4. Don’t ignore negative reviews
In addition to being a powerful tool for attracting consultations and branding your practice, reviews also offer useful insight into what your practice does well—and where it needs work.
If you get a negative review, take time to read it and consider whether the feedback you received is constructive. Negative reviews are often about service as opposed to procedures, and engaging with them can uncover changes you need to make in your practice. What’s more, you may have an opportunity to address the patient’s concerns with a little white-glove service. Depending on the outcome, they might even be inspired to update their review.
5. Use digital tools to get reviews, and to showcase them
The RealSelf widget, available in your dashboard, lets you embed reviews from your RealSelf profile—and request reviews—directly on your website. Use these free tools to maximize the power of your existing reviews and to support your goal of getting one new review every week.
Your dashboard also includes Patient Engage, an email campaign tool that lets you send an email blast requesting a review to up to 50 patients. Some doctors worry about communicating with patients too often. To address this, Patient Engage includes a failsafe that will prevent you from sending the email to the same contact more than once every 30 days.
6. But don’t forget the power of physical reminders
RealSelf provider Dr. Edward Dickerson of North Carolina gives each of his patients a menu-style card to take home with them after their treatments. It’s the type of “sticky” material a patient would hold onto—contact information, treatment options and pricing are on the front, and the entire back section is dedicated to explaining why and how the patient can leave a review.

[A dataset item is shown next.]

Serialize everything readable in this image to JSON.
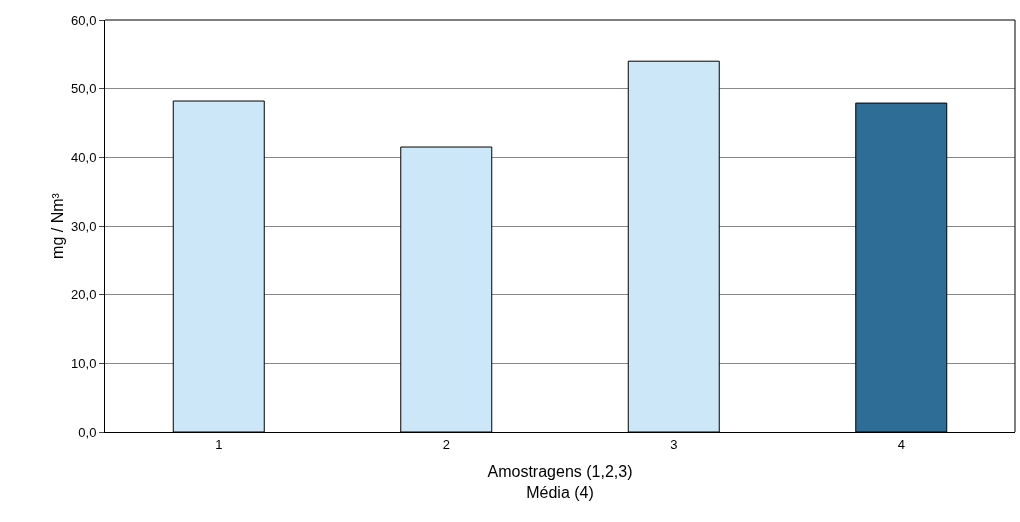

Other providers, such as Dr. Robert Grenley in Seattle, aren’t comfortable asking for reviews verbally. That’s why he incorporates a personal touch to the request anyway by writing a personalized thank you note, which his staff hands to his patients on their way out of their post-op appointment. That note asks patients to consider sharing their journey on RealSelf.
7. Empower your patients to leave strong reviews
In the same way you can help a colleague write a strong recommendation by providing them with a few bullet points to remind them of your strongest qualities, you can empower your patients to leave high-quality reviews with a little prompting.
For example, some doctors we have spoken to use the post-op appointment as an opportunity to ask patients how reading reviews during their own research process influenced their decision to have the procedure. Dr. Eric Joseph, who runs a practice in New Jersey, invites his patients to share their stories with others in a follow-up email containing their before and after photos.
What to do next:
- Set a goal to get one review per week to hit your rolling target of 10 reviews over 90 days. Consider setting up a scoreboard in a location accessible to all of your staff (but not your patients) to encourage them to participate.
- Claim your RealSelf profile and use Patient Engage to email a review request to a list of recent patients.
- Contact your RealSelf Advisor or Advocate to get free review cards you can hand out to patients.
- Post and request reviews on your website with Patient Engage widgets.
- If you already have reviews, read any recent one- or two-star reviews and consider whether patient outreach might be worthwhile.